24 Oktober 2025
12:39 WIB
Enceng Gondok Dan Mikroalga Jadi Bahan Medis Penyembuh Luka Diabetes
Dengan memanfaatkan enceng gondok dan mikroalga, mahasiswa UGM mengembangakan scaffold hidrogel untuk penyembuh luka diabetes.
Mahasiswa UGM kembangkan scaffold hidrogel dari enceng gondok dan mikroalga. Foto: UGM.
JAKARTA - Prevalensi diabetes di Indonesia terus meningkat, diprediksi pada tahun 2045, jumlahnya mencapai 40,7 juta kasus. Kondisi ini menjadi kekhawatiran banyak pihak, apalagi semakin banyak produk makanan dan minuman yang mengandung kadar gula tinggi. Karenanya, kampanye pola hidup sehat terus digaungkan.
Seperti diketahui, diabetes melitus (DM) merupakan salah satu penyakit metabolik yang bisa menyerang siapa saja, tidak hanya pasa usia tertentu. Bahayanya lagi, penyakit ini juga berpotesi menimbulkan komplikasi, salah satunya ulkus diabetikum.

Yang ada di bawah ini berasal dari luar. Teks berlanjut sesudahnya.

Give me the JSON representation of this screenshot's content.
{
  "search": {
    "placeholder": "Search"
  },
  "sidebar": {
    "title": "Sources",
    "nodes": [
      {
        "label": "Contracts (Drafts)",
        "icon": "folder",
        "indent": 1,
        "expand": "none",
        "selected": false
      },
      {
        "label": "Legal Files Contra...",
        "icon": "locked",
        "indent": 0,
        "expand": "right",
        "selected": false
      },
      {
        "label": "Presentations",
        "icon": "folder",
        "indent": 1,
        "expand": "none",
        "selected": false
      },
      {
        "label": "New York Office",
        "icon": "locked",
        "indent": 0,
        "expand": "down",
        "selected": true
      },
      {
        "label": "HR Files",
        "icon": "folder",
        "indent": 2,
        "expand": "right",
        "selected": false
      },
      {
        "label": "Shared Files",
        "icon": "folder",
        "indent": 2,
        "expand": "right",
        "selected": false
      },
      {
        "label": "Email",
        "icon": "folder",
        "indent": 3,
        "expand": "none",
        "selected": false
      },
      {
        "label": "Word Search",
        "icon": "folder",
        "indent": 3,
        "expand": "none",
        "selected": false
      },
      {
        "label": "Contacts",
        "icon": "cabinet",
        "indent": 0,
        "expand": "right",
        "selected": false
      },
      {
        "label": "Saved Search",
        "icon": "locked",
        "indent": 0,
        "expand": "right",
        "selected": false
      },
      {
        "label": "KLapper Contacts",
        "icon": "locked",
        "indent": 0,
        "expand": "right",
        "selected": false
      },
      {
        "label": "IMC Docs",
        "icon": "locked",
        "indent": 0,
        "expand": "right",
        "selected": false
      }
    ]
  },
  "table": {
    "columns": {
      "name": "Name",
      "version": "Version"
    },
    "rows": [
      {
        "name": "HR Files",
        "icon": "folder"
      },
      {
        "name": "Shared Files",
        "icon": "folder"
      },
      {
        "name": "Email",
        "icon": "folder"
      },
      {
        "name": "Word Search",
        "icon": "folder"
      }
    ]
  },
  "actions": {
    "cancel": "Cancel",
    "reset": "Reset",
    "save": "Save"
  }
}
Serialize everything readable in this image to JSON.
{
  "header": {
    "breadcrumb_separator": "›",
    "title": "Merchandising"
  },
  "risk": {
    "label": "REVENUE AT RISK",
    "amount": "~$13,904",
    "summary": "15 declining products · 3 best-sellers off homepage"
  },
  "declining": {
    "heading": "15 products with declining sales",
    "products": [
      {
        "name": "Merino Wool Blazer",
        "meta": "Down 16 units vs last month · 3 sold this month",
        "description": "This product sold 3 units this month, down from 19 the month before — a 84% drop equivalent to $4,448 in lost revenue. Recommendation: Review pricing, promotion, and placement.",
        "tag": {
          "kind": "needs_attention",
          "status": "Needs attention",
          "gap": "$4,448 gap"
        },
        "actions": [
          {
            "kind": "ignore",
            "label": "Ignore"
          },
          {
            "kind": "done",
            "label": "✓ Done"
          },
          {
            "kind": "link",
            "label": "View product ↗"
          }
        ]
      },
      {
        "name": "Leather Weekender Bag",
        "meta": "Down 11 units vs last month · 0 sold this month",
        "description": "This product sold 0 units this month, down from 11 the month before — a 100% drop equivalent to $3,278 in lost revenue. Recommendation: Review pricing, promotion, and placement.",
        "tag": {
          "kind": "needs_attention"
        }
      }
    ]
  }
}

Ulkus diabetikum bukanlah sekedar luka bagi penderita DM, karena ulkus diabetikum dapat mengancam nyawa ketika tidak dapat disembuhkan secara tepat dan cepat.
Berangkat dari permasalahan ini, Tim Program Kreativitas Mahasiswa Riset Eksakta (PKM-RE) ChloScaf+ Universitas Gadjah Mada (UGM), mengembangakan scaffold hidrogel yang berbasis bahan-bahan alami dari eceng gondok dan mikro alga. Seperti diketahui Scaffold hidrogel merupakan biomaterial yang dapat memfasilitasi pembentukan struktur jaringan.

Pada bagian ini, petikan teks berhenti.